Yes, that is a bunch of jumbled thoughts. I have been unsteady recently and it is no good. Nope. I have stayed on top of my work, well, not entirely. I have been managing my work at least. I need to improve that because this past month was not a good month work wise. Thankfully, of the nine months I've worked at LUO this has been the only month I can say it was rough. I know I can improve. I basically just need to be sure to go back to my normal level of work load. I have stayed on top of my homework. True, next week and probably the following week will not be very pleasant as I will have another class to add to my work load. Matthew will have three classes going at once. This doesn't seem like a lot, but we are both working full time and rarely see each other since we work opposite schedules. It is draining. But so far, I have managed to stay on top of my school work and I am getting a 98% in my class right now. Yet, I feel like I'm failing. Why? I haven't been very good about spending time with my friends. When I am tired I stay home. When I have homework to do I stay home. When I miss my husband and he has the night off I stay home. I miss my friends. I did get to talk to Abby today. That did my heart good. I probably will feel better when my parents get back in the States so I can have a good long talk on the phone with my mom. I want them to come back to visit. They just came. Literally. Living far away from home stinks.
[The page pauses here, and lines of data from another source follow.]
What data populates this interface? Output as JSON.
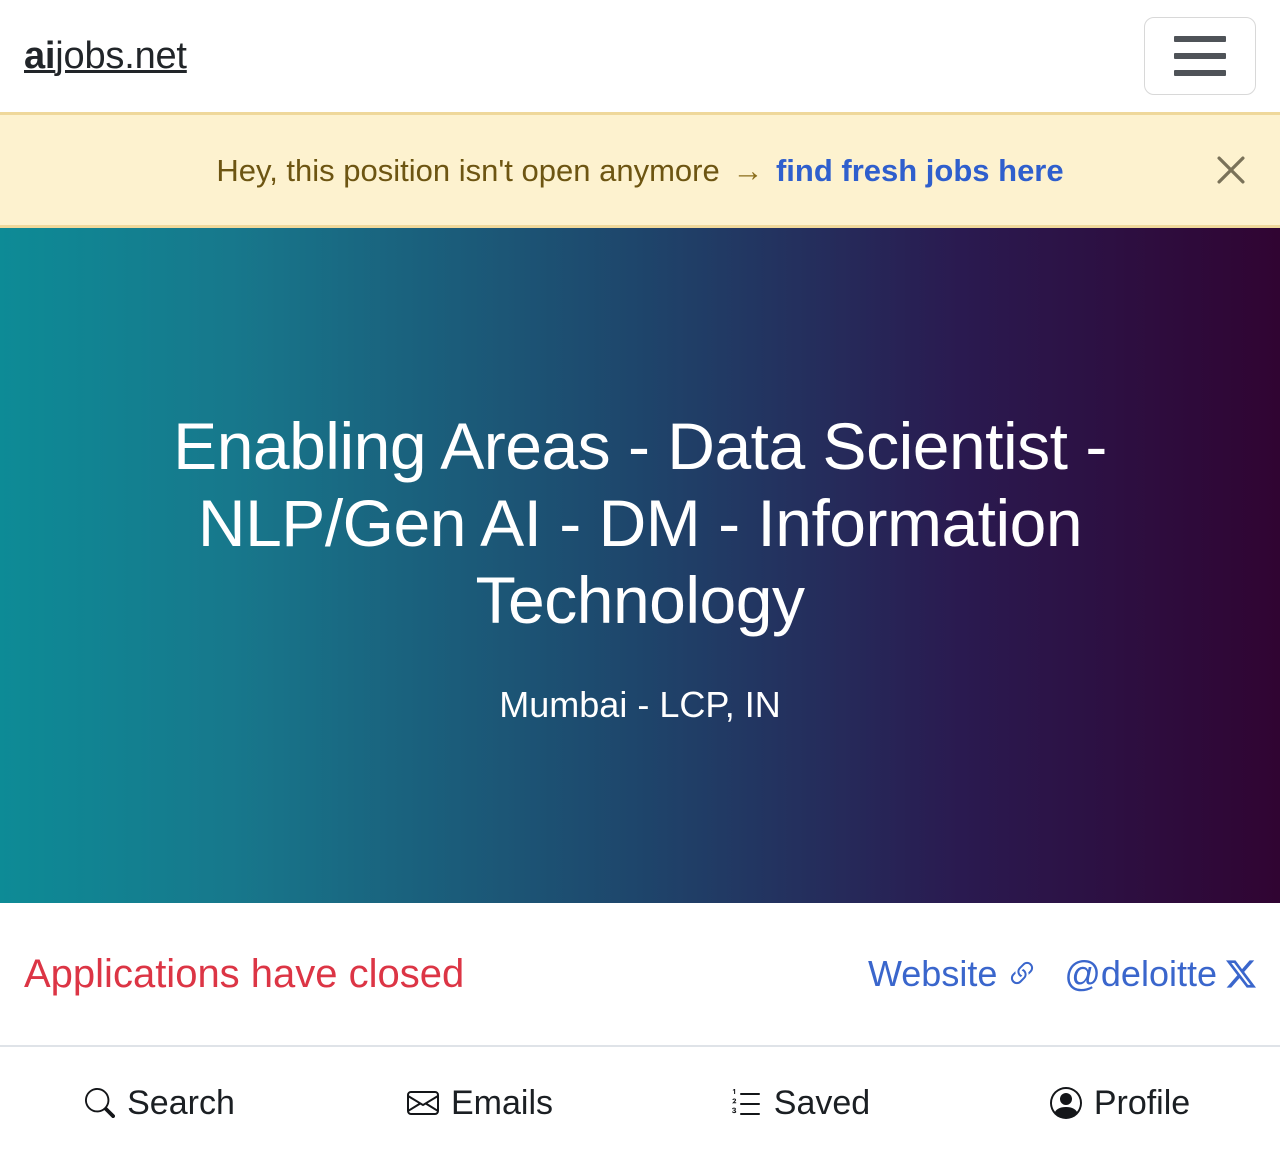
{
  "header": {
    "brand_ai": "ai",
    "brand_rest": "jobs.net",
    "menu_icon": "hamburger-menu-icon"
  },
  "alert": {
    "message": "Hey, this position isn't open anymore",
    "arrow": "→",
    "link_label": "find fresh jobs here",
    "close_icon": "close-icon",
    "background_color": "#fdf2cf",
    "border_color": "#efd89b",
    "text_color": "#6d5512",
    "link_color": "#2f5fcd"
  },
  "hero": {
    "title": "Enabling Areas - Data Scientist - NLP/Gen AI - DM - Information Technology",
    "location": "Mumbai - LCP, IN",
    "gradient_start": "#0d8b96",
    "gradient_mid": "#1e456b",
    "gradient_end": "#300432"
  },
  "status": {
    "closed_label": "Applications have closed",
    "closed_color": "#dc3545",
    "links": [
      {
        "label": "Website",
        "icon": "link-chain-icon"
      },
      {
        "label": "@deloitte",
        "icon": "x-twitter-icon"
      }
    ],
    "link_color": "#3a66cc"
  },
  "bottom_nav": {
    "items": [
      {
        "label": "Search",
        "icon": "search-icon"
      },
      {
        "label": "Emails",
        "icon": "envelope-icon"
      },
      {
        "label": "Saved",
        "icon": "ordered-list-icon"
      },
      {
        "label": "Profile",
        "icon": "person-circle-icon"
      }
    ]
  }
}
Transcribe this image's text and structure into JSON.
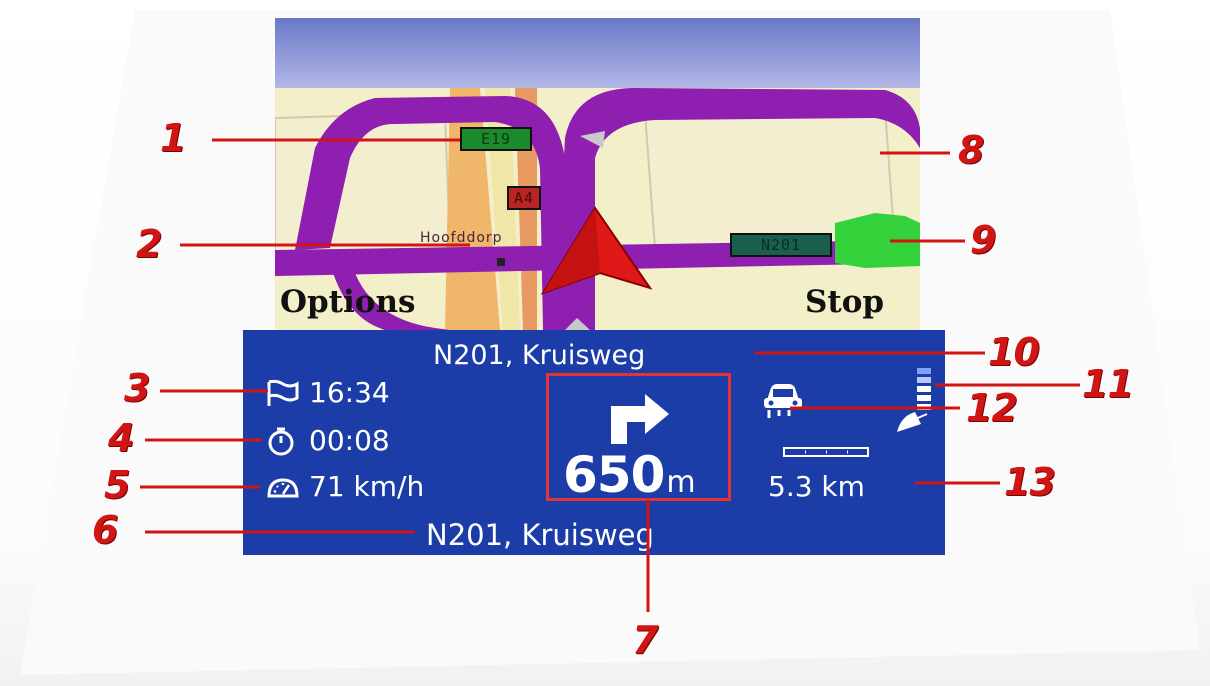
{
  "softkeys": {
    "left": "Options",
    "right": "Stop"
  },
  "map": {
    "signs": {
      "e19": "E19",
      "a4": "A4",
      "n201": "N201"
    },
    "town": "Hoofddorp"
  },
  "panel": {
    "street_top": "N201, Kruisweg",
    "street_bottom": "N201, Kruisweg",
    "eta": "16:34",
    "travel_time": "00:08",
    "speed": "71 km/h",
    "turn": {
      "distance": "650",
      "unit": "m",
      "direction": "right"
    },
    "remaining": "5.3 km",
    "icons": [
      "flag-icon",
      "stopwatch-icon",
      "speedometer-icon",
      "turn-right-arrow-icon",
      "car-icon",
      "gps-signal-icon"
    ]
  },
  "callouts": [
    "1",
    "2",
    "3",
    "4",
    "5",
    "6",
    "7",
    "8",
    "9",
    "10",
    "11",
    "12",
    "13"
  ],
  "colors": {
    "panel": "#1c3da8",
    "route": "#8e1fb0",
    "arrow": "#e01818",
    "callout": "#d11515"
  }
}
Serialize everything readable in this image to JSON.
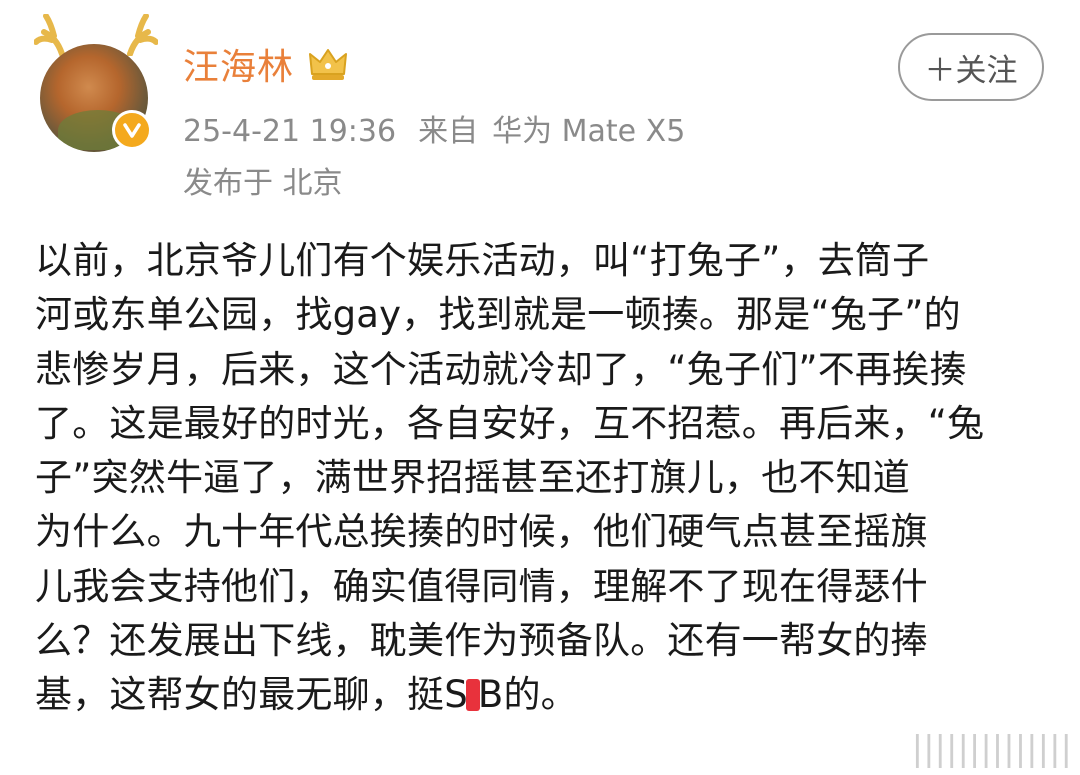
{
  "user": {
    "name": "汪海林",
    "crown_icon": "vip-crown-icon",
    "verified_icon": "verified-badge-icon",
    "avatar_icon": "cat-avatar-with-antlers"
  },
  "follow_button": {
    "label": "＋关注"
  },
  "meta": {
    "timestamp": "25-4-21 19:36",
    "source_label": "来自",
    "source_device": "华为 Mate X5",
    "location": "发布于 北京"
  },
  "post": {
    "lines": [
      "以前，北京爷儿们有个娱乐活动，叫“打兔子”，去筒子",
      "河或东单公园，找gay，找到就是一顿揍。那是“兔子”的",
      "悲惨岁月，后来，这个活动就冷却了，“兔子们”不再挨揍",
      "了。这是最好的时光，各自安好，互不招惹。再后来，“兔",
      "子”突然牛逼了，满世界招摇甚至还打旗儿，也不知道",
      "为什么。九十年代总挨揍的时候，他们硬气点甚至摇旗",
      "儿我会支持他们，确实值得同情，理解不了现在得瑟什",
      "么？还发展出下线，耽美作为预备队。还有一帮女的捧"
    ],
    "last_line_before": "基，这帮女的最无聊，挺S",
    "last_line_after": "B的。"
  },
  "watermark": {
    "text": "||||||||||||||"
  },
  "colors": {
    "username": "#e9803a",
    "meta_gray": "#8a8a8a",
    "text": "#1a1a1a",
    "redaction": "#e8323c",
    "verified": "#f4a91d"
  }
}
Being a girl and organizing all these messy emotions is zero fun. Zero. I'm having a bad streak. At least it hasn't been a hateful streak. Just a cry at the drop of a pin streak. Boo hoo. I'm probably just being a big baby, like usual. I need to grow up and get a positive attitude. It will come. It always does. This is just a valley, for no good reason. That's why it bothers me so much. No good reason at all.

I feel like I need to go on an inspirational trip. Not just a vacation, that is the easy way out. Something that will stretch me to my limits and make me realize my blessings. Something that will motivate me. Possibly a missions trip. I haven't been on a missions trip is a good long while. Possibly some kind of human service trip to a disaster area. I kind of think a week of solitude with my Bible and my journal would do me good. I've always wanted to do one of those monk-camp things. I'm not sure what they are. The kind that Lucy went on in 7th Heaven. I only remember part of that episode. I didn't watch that show too much. But I wanted to go on one of those things when I was in high school but my parents said no. Maybe it would be helpful?

Probably (hopefully) after another week of moping around I will straighten up. I just feel very sad now. My husband working evenings and not getting home until after I should be in bed doesn't help. Either I go to bed and don't see him at all. Or I stay up to see him and then have a horrible day at work because I'm so tired.

Life is never easy.

On a brighter note, I was able to defend my faith today. What I said made sense and wasn't just a matter of words that came to the conclusion of "because the Bible says so... and I believe it... so it must be true!" No, it actually made logical sense and wasn't just some pat Christian-ese answer. I tend to get emotional in religious discussions and end up not making good sense. I definitely had the other party thinking. Hopefully more good discussions to follow.